Mitochondrial Diabetes: More Than Just Hyperglycemia

Discussion

Mitochondrial diabetes often presents as an unremarkable form of diabetes, mistaken for either type 1 or type 2 diabetes depending on the severity of insulinopenia. Studies from Europe have described prevalence rates of >5% in patients presenting with a type 2 diabetes phenotype (1); it has not been well studied in patients with a type 1 phenotype. This form of diabetes is not commonly reported in young Indian patients (2); however, it is not uncommon in other parts of Asia (3).The average age of onset of diabetes in a Japanese study was 28.9 ± 11.2 years, whereas in our case, the age of onset of diabetes was 16 years, which is a bit younger than the known data.

Often, there are other clues that point toward a mitochondrial etiology, including deafness (92.2%) (3), pigmentary retinopathy, short stature, cardiac disease in the form of cardiomyopathy (30.4%) (3), conductive tissue disease (27.8%), gastrointestinal symptoms, renal abnormalities, hypogonadism (<20%), and myopathy (10.4%) (3). Hearing loss manifests several years before diabetes. Hence, screening for hearing loss has a good diagnostic value. Hypertrophic cardiomyopathy is the usual form of cardiomyopathy in these patients. Patients can also have muscle involvement in the form of proximal myopathy or exercise-induced muscle cramps or weakness.

The most common mitochondrial mutation associated with mitochondrial diabetes is A3243G mutation (4). This was initially identified in patients with mitochondrial encephalomyopathy, lactic acidosis, and stroke-like episodes (MELAS). Distinct from MELAS, which presents at a younger age, maternally inherited diabetes and deafness (MIDD) tends to present in the third or fourth decade of life.

Various theories have been proposed for the pathogenesis of mitochondrial diabetes. Mitochondrial mutation leads to reduced ATP production in pancreatic β-cells, alters the ATP/ADP ratio that determines the opening probability of the K_ATP channel involved in insulin secretion, thereby affecting glucose-induced insulin secretion, leading to diabetes (5,6). Mitochondrial function itself contributes to the process of insulin secretion, and its dysfunction leads to diabetes. Another proposed mechanism for diabetes is higher lactate flux to the liver, fueling gluconeogenesis because of mitochondrial dysfunction in the muscle and leading to increased hepatic glucose production. Mitochondria are a main free radical generator, apart from regulating many compounds such as calcium, glutamate, cytochrome C, and lactate (7–10). Hence, distinct mutations of these molecules may differentially affect their concentrations and express different clinical manifestations in patients.

Mitochondrial diabetes is almost exclusively maternally transmitted. Different mutations in the mitochondrial genome have different clinical presentations based on the organ systems affected. An important concept in explaining the pathogenic pathway of MIDD is heteroplasmy. This is a state in which the patient has mutated mitochondrial DNA mixed with normal mitochondrial DNA in the cells. As the percentage of heteroplasmy increases, the severity of clinical phenotype varies. Heteroplasmy values show large variations between individual tissues, with a tendency toward high heteroplasmy values in nondividing tissue compared with rapidly dividing cells (11).

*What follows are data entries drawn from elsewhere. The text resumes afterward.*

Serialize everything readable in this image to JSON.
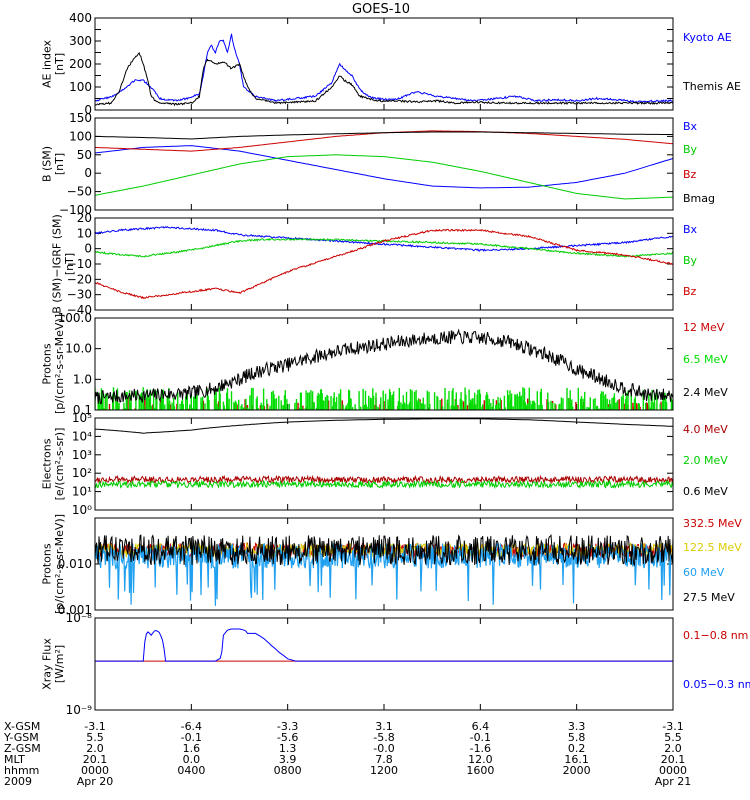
{
  "title": "GOES-10",
  "x_axis": {
    "unit": "hhmm",
    "range": [
      0,
      1440
    ],
    "tick_minutes": [
      0,
      240,
      480,
      720,
      960,
      1200,
      1440
    ],
    "row_labels": [
      "X-GSM",
      "Y-GSM",
      "Z-GSM",
      "MLT",
      "hhmm",
      "2009"
    ],
    "rows": [
      [
        "-3.1",
        "-6.4",
        "-3.3",
        "3.1",
        "6.4",
        "3.3",
        "-3.1"
      ],
      [
        "5.5",
        "-0.1",
        "-5.6",
        "-5.8",
        "-0.1",
        "5.8",
        "5.5"
      ],
      [
        "2.0",
        "1.6",
        "1.3",
        "-0.0",
        "-1.6",
        "0.2",
        "2.0"
      ],
      [
        "20.1",
        "0.0",
        "3.9",
        "7.8",
        "12.0",
        "16.1",
        "20.1"
      ],
      [
        "0000",
        "0400",
        "0800",
        "1200",
        "1600",
        "2000",
        "0000"
      ],
      [
        "Apr 20",
        "",
        "",
        "",
        "",
        "",
        "Apr 21"
      ]
    ]
  },
  "chart_data": [
    {
      "id": "ae",
      "type": "line",
      "ylabel_lines": [
        "AE index",
        "[nT]"
      ],
      "ylim": [
        0,
        400
      ],
      "yticks": [
        0,
        50,
        100,
        150,
        200,
        250,
        300,
        350,
        400
      ],
      "ytick_labels": [
        "0",
        "",
        "100",
        "",
        "200",
        "",
        "300",
        "",
        "400"
      ],
      "series": [
        {
          "name": "Kyoto AE",
          "color": "#0000ff",
          "x": [
            0,
            45,
            80,
            100,
            120,
            150,
            160,
            200,
            240,
            260,
            270,
            280,
            290,
            300,
            310,
            320,
            330,
            340,
            345,
            360,
            370,
            400,
            450,
            470,
            500,
            550,
            590,
            600,
            610,
            620,
            640,
            660,
            680,
            700,
            750,
            800,
            850,
            900,
            950,
            1000,
            1050,
            1100,
            1150,
            1200,
            1250,
            1300,
            1350,
            1400,
            1440
          ],
          "y": [
            40,
            60,
            100,
            130,
            130,
            80,
            50,
            40,
            55,
            70,
            150,
            250,
            280,
            250,
            300,
            300,
            250,
            330,
            280,
            200,
            100,
            60,
            40,
            45,
            50,
            60,
            120,
            160,
            200,
            180,
            150,
            90,
            60,
            50,
            45,
            80,
            60,
            50,
            40,
            50,
            60,
            40,
            45,
            40,
            50,
            45,
            35,
            40,
            40
          ]
        },
        {
          "name": "Themis AE",
          "color": "#000000",
          "x": [
            0,
            40,
            60,
            80,
            100,
            110,
            120,
            130,
            140,
            150,
            160,
            200,
            240,
            260,
            270,
            280,
            300,
            320,
            340,
            360,
            380,
            400,
            450,
            500,
            550,
            590,
            610,
            620,
            640,
            660,
            700,
            750,
            800,
            850,
            900,
            950,
            1000,
            1100,
            1200,
            1300,
            1400,
            1440
          ],
          "y": [
            25,
            30,
            80,
            180,
            230,
            250,
            200,
            140,
            60,
            40,
            30,
            25,
            30,
            60,
            180,
            220,
            200,
            210,
            180,
            200,
            100,
            50,
            30,
            35,
            40,
            100,
            150,
            130,
            110,
            60,
            40,
            40,
            35,
            40,
            30,
            35,
            30,
            30,
            30,
            30,
            30,
            30
          ]
        }
      ]
    },
    {
      "id": "bsm",
      "type": "line",
      "ylabel_lines": [
        "B (SM)",
        "[nT]"
      ],
      "ylim": [
        -100,
        150
      ],
      "yticks": [
        -100,
        -50,
        0,
        50,
        100,
        150
      ],
      "ytick_labels": [
        "−100",
        "−50",
        "0",
        "50",
        "100",
        "150"
      ],
      "series": [
        {
          "name": "Bx",
          "color": "#0000ff",
          "x": [
            0,
            120,
            240,
            360,
            480,
            600,
            720,
            840,
            960,
            1080,
            1200,
            1320,
            1440
          ],
          "y": [
            55,
            70,
            75,
            60,
            35,
            10,
            -15,
            -35,
            -40,
            -38,
            -25,
            0,
            40
          ]
        },
        {
          "name": "By",
          "color": "#00cc00",
          "x": [
            0,
            120,
            240,
            360,
            480,
            600,
            720,
            840,
            960,
            1080,
            1200,
            1320,
            1440
          ],
          "y": [
            -60,
            -35,
            -5,
            25,
            45,
            50,
            45,
            30,
            5,
            -25,
            -55,
            -70,
            -65
          ]
        },
        {
          "name": "Bz",
          "color": "#cc0000",
          "x": [
            0,
            120,
            240,
            360,
            480,
            600,
            720,
            840,
            960,
            1080,
            1200,
            1320,
            1440
          ],
          "y": [
            70,
            65,
            60,
            70,
            85,
            100,
            110,
            115,
            113,
            108,
            100,
            92,
            80
          ]
        },
        {
          "name": "Bmag",
          "color": "#000000",
          "x": [
            0,
            120,
            240,
            360,
            480,
            600,
            720,
            840,
            960,
            1080,
            1200,
            1320,
            1440
          ],
          "y": [
            100,
            97,
            93,
            100,
            104,
            107,
            110,
            112,
            112,
            110,
            108,
            106,
            105
          ]
        }
      ]
    },
    {
      "id": "bigrf",
      "type": "line",
      "ylabel_lines": [
        "B (SM)−IGRF (SM)",
        "[nT]"
      ],
      "ylim": [
        -40,
        20
      ],
      "yticks": [
        -40,
        -30,
        -20,
        -10,
        0,
        10,
        20
      ],
      "ytick_labels": [
        "−40",
        "−30",
        "−20",
        "−10",
        "0",
        "10",
        "20"
      ],
      "series": [
        {
          "name": "Bx",
          "color": "#0000ff",
          "x": [
            0,
            60,
            120,
            180,
            240,
            300,
            360,
            420,
            480,
            600,
            720,
            840,
            960,
            1080,
            1200,
            1320,
            1440
          ],
          "y": [
            10,
            12,
            13,
            14,
            13,
            12,
            9,
            8,
            7,
            5,
            3,
            1,
            -1,
            0,
            2,
            4,
            8
          ]
        },
        {
          "name": "By",
          "color": "#00cc00",
          "x": [
            0,
            60,
            120,
            180,
            240,
            300,
            360,
            420,
            480,
            600,
            720,
            840,
            960,
            1080,
            1200,
            1320,
            1440
          ],
          "y": [
            -2,
            -4,
            -5,
            -3,
            -1,
            2,
            5,
            6,
            6,
            6,
            5,
            4,
            3,
            0,
            -3,
            -5,
            -3
          ]
        },
        {
          "name": "Bz",
          "color": "#cc0000",
          "x": [
            0,
            60,
            120,
            180,
            240,
            300,
            360,
            420,
            480,
            600,
            720,
            840,
            960,
            1080,
            1200,
            1320,
            1440
          ],
          "y": [
            -22,
            -28,
            -32,
            -30,
            -28,
            -26,
            -29,
            -22,
            -15,
            -5,
            5,
            12,
            12,
            8,
            -1,
            -4,
            -10
          ]
        }
      ]
    },
    {
      "id": "protons1",
      "type": "line",
      "yscale": "log",
      "ylabel_lines": [
        "Protons",
        "[p/(cm²-s-sr-MeV)]"
      ],
      "ylim": [
        0.1,
        100
      ],
      "yticks": [
        0.1,
        1,
        10,
        100
      ],
      "ytick_labels": [
        "0.1",
        "1.0",
        "10.0",
        "100.0"
      ],
      "series": [
        {
          "name": "12 MeV",
          "color": "#cc0000",
          "x": [
            0,
            1440
          ],
          "y": [
            0.1,
            0.1
          ]
        },
        {
          "name": "6.5 MeV",
          "color": "#00dd00",
          "x": [
            0,
            1440
          ],
          "y": [
            0.2,
            0.2
          ]
        },
        {
          "name": "2.4 MeV",
          "color": "#000000",
          "x": [
            0,
            120,
            240,
            300,
            360,
            420,
            480,
            540,
            600,
            660,
            720,
            780,
            840,
            900,
            960,
            1020,
            1080,
            1140,
            1200,
            1260,
            1320,
            1380,
            1440
          ],
          "y": [
            0.25,
            0.3,
            0.35,
            0.5,
            1.0,
            2.0,
            3.0,
            5.0,
            8.0,
            11,
            14,
            18,
            22,
            24,
            22,
            18,
            10,
            5.0,
            2.0,
            1.0,
            0.5,
            0.3,
            0.3
          ]
        }
      ]
    },
    {
      "id": "electrons",
      "type": "line",
      "yscale": "log",
      "ylabel_lines": [
        "Electrons",
        "[e/(cm²-s-sr)]"
      ],
      "ylim": [
        1,
        100000
      ],
      "yticks": [
        1,
        10,
        100,
        1000,
        10000,
        100000
      ],
      "ytick_labels": [
        "10⁰",
        "10¹",
        "10²",
        "10³",
        "10⁴",
        "10⁵"
      ],
      "series": [
        {
          "name": "4.0 MeV",
          "color": "#aa0000",
          "x": [
            0,
            1440
          ],
          "y": [
            45,
            45
          ]
        },
        {
          "name": "2.0 MeV",
          "color": "#00cc00",
          "x": [
            0,
            1440
          ],
          "y": [
            25,
            25
          ]
        },
        {
          "name": "0.6 MeV",
          "color": "#000000",
          "x": [
            0,
            60,
            120,
            180,
            240,
            360,
            480,
            600,
            720,
            840,
            960,
            1080,
            1200,
            1320,
            1440
          ],
          "y": [
            25000,
            20000,
            15000,
            18000,
            22000,
            40000,
            60000,
            75000,
            85000,
            90000,
            90000,
            80000,
            60000,
            45000,
            35000
          ]
        }
      ]
    },
    {
      "id": "protons2",
      "type": "line",
      "yscale": "log",
      "ylabel_lines": [
        "Protons",
        "[p/(cm²-s-sr-MeV)]"
      ],
      "ylim": [
        0.001,
        0.1
      ],
      "yticks": [
        0.001,
        0.01
      ],
      "ytick_labels": [
        "0.001",
        "0.010"
      ],
      "series": [
        {
          "name": "332.5 MeV",
          "color": "#cc0000",
          "x": [
            0,
            1440
          ],
          "y": [
            0.02,
            0.02
          ]
        },
        {
          "name": "122.5 MeV",
          "color": "#ddcc00",
          "x": [
            0,
            1440
          ],
          "y": [
            0.02,
            0.02
          ]
        },
        {
          "name": "60 MeV",
          "color": "#1fa0f0",
          "x": [
            0,
            1440
          ],
          "y": [
            0.015,
            0.015
          ]
        },
        {
          "name": "27.5 MeV",
          "color": "#000000",
          "x": [
            0,
            1440
          ],
          "y": [
            0.02,
            0.02
          ]
        }
      ]
    },
    {
      "id": "xray",
      "type": "line",
      "yscale": "log",
      "ylabel_lines": [
        "Xray Flux",
        "[W/m²]"
      ],
      "ylim": [
        1e-09,
        1e-08
      ],
      "yticks": [
        1e-09,
        1e-08
      ],
      "ytick_labels": [
        "10⁻⁹",
        "10⁻⁸"
      ],
      "series": [
        {
          "name": "0.1−0.8 nm",
          "color": "#cc0000",
          "x": [
            0,
            1440
          ],
          "y": [
            3.4e-09,
            3.4e-09
          ]
        },
        {
          "name": "0.05−0.3 nm",
          "color": "#0000ff",
          "x": [
            0,
            120,
            125,
            130,
            140,
            150,
            160,
            170,
            175,
            180,
            190,
            200,
            300,
            315,
            320,
            330,
            340,
            350,
            360,
            375,
            380,
            390,
            400,
            420,
            440,
            460,
            480,
            500,
            520,
            1440
          ],
          "y": [
            3.4e-09,
            3.4e-09,
            6e-09,
            7.2e-09,
            6.5e-09,
            7.4e-09,
            7e-09,
            5.5e-09,
            3.4e-09,
            3.4e-09,
            3.4e-09,
            3.4e-09,
            3.4e-09,
            3.7e-09,
            6.5e-09,
            7.4e-09,
            7.6e-09,
            7.6e-09,
            7.6e-09,
            7.3e-09,
            6.8e-09,
            6.8e-09,
            6.8e-09,
            6e-09,
            5e-09,
            4.2e-09,
            3.6e-09,
            3.4e-09,
            3.4e-09,
            3.4e-09
          ]
        }
      ]
    }
  ]
}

Diagnosis of mitochondrial diabetes rests purely on genetic analysis of the patient to identify mutation with clinical suspicion of the syndrome. The investigation of a suspected mitochondrial disease requires an integrated approach, incorporating clinical, histochemical, biochemical, and molecular biological investigations. Every patient should get an electrocardiogram to look for cardiomyopathy. Serum lactate, pyruvate, and creatinine kinase are tests required. Nerve conduction studies are needed to diagnose axonal or mixed axonal-demyelinating neuropathies, and EMG should be performed to rule out myopathies (12).

Mitochondrial diabetes is progressive; hence, treatment must begin very early in the disease process. Diabetes initially can be managed with diet and oral antidiabetic agents, but within a few years, patients become insulin dependent. Metformin is generally contraindicated because of the risk of lactic acidosis. Currently, use of vitamin-based and cofactor-based mitochondrial therapies remains experimental. Such therapies include coenzyme Q, riboflavin, creatine, l-carnitine, l-arginine, and folinic acid and have shown variable benefit (13–15).